Sunday, April 26, 2009

LPI : A Reliable and Steady Company

Basic information:
No of outstanding shares: 137 mln
Market Capitalization : 1.3 bln
2009 Consensus EPS: 0.8
PER(2009) : 12.4X
DY: 0.8/9.95 = 8%

LPI is in general insurance business. Fire and motor insurance take up almost 64% of their business. Underwriting surplus wise, almost half of it is coming from fire insurance.



What I like about their business model is making money from underwriting and not generating income from float. Underwriting margin has been consistent at 20%. Beside conservative underwriting, they have been working hard on customer retention and branding. Net retention for 2008 was 66% vs 60% in 2003. Business reference from Public Bank is an added advantage. Productivity has been high, no of policies issued per employee jumped by almost 30% ( 2007: 1473 vs 2008 1901). The other good sign is gross premium income per employee, it was RM 647 k in 1999 but almost doubled to RM 1.1 mln in 2008. Their management has been very hands on and many of them have been serving the company for a long time. When you have long serving employees that can deliver continuous growth, it is quite safe to conclude the management track record is quite proven.

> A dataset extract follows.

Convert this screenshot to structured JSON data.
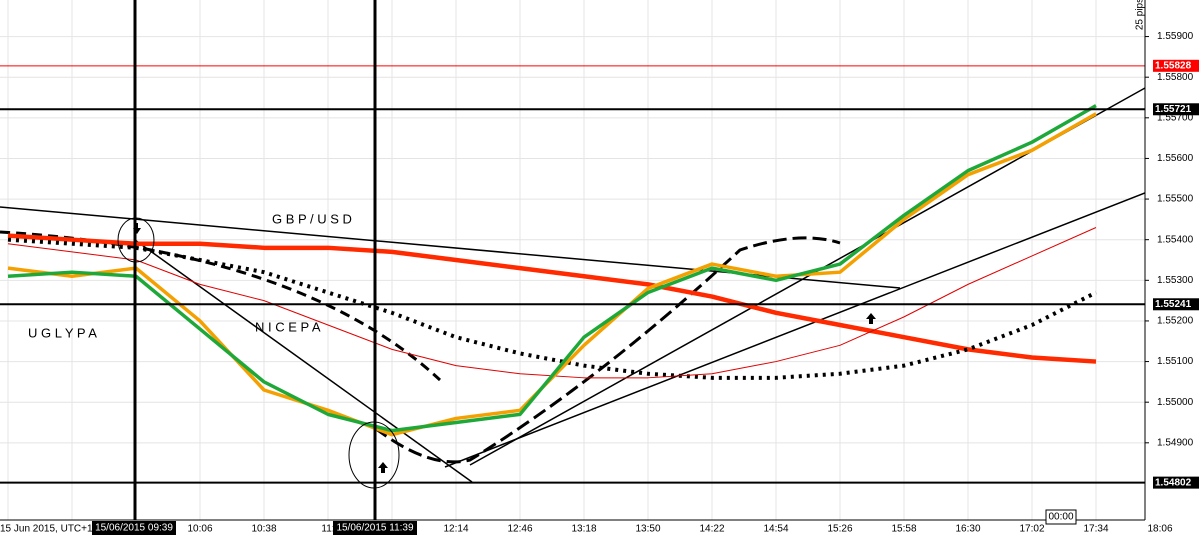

Financial strength is important asset post-credit crunch era. Their capital adequacy ratio has been way above Bank Negara requirement of 130%, LPI CAR stood at 181% in 2008. With some of the regional giants are scaling back, this is an opportunity to expand capacity and margin. Beside organic growth, regional growth by coat-tailing Public Bank in Cambodia should generate reasonable growth over long term.

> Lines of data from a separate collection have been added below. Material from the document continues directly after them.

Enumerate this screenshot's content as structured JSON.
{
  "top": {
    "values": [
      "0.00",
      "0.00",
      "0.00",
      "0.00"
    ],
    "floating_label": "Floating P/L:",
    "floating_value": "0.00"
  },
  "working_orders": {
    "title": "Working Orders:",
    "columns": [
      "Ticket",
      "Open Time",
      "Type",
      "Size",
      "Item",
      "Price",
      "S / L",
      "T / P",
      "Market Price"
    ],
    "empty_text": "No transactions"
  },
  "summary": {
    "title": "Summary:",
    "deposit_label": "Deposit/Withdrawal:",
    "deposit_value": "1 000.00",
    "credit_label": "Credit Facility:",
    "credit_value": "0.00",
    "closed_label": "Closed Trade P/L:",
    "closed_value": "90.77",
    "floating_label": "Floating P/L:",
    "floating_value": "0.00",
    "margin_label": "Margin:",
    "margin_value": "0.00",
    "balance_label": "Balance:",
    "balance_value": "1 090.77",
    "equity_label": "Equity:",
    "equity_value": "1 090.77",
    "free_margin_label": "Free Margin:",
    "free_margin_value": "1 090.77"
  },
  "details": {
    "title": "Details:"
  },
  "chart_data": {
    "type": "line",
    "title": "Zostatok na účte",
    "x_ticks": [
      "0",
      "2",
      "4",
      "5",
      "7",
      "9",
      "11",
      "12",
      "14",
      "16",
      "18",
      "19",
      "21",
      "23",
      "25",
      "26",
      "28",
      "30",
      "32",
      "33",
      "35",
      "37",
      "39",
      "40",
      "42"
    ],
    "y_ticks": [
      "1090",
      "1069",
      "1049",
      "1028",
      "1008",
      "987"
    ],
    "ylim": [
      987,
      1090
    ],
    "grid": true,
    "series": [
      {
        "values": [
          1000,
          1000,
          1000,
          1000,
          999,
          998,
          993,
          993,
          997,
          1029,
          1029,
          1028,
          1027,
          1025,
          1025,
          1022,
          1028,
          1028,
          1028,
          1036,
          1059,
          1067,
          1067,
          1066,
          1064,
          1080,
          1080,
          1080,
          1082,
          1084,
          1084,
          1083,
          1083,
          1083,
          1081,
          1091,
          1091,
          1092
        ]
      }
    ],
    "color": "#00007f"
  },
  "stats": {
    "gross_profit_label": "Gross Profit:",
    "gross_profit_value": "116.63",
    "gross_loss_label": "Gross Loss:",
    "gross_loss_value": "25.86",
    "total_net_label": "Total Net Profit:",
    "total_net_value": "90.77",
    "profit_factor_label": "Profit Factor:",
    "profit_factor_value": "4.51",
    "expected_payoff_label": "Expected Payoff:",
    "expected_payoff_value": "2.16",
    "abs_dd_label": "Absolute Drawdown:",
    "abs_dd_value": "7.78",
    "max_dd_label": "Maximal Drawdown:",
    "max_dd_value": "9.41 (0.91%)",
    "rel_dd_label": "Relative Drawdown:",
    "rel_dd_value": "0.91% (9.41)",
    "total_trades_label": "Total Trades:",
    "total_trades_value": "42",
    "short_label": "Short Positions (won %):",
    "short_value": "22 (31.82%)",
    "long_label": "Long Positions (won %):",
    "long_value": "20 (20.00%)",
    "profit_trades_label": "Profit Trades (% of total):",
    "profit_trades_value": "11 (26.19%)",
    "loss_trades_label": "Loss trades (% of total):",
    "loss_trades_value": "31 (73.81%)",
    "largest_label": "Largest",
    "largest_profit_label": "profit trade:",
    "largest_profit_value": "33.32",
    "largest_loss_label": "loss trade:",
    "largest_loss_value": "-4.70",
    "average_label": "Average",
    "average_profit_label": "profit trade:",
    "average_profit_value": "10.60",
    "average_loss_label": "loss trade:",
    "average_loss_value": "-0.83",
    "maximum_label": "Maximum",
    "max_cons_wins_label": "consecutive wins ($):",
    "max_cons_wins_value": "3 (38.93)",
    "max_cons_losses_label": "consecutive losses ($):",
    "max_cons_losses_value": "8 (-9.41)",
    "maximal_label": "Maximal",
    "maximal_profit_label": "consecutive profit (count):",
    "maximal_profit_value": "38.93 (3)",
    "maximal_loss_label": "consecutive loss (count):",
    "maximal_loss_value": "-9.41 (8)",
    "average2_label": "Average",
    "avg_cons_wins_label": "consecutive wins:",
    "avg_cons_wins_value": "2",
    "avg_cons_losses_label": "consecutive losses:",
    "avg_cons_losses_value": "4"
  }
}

LPI assets have been growing steadily to almost 800 mln. 84% of the assets are in investment. Almost 67% in Fixed Deposit, 16% in Fixed Income ( Government Bond and Corporate bond) and remaining in equity. Most of the equity is Public Bank which generating almost 30 mln dividend (non-insurance investment income). Balance sheet is quite clean and able to meet any obligation for any claim payout.

One area needs to watch out is the share price has been very tightly correlated to Public Bank. LPI share price can slide when Public Bank is under pressure.



The other caveat is funding cost can go up when inflation begin to creep in during recovery stage. But more immediate concern is dividend income can come under pressure when Public Bank confronted by weak economy or decides to preserve capital.

The past year growth has been impressive. However, with conservative expectation, if LPI is able to grow net income around 10% per annum for the next ten years, share should worth between RM 8 - 9. Buying below these values together with steady dividend(unbroken dividend record since listed in 1993), investment return should be quite satisfactory.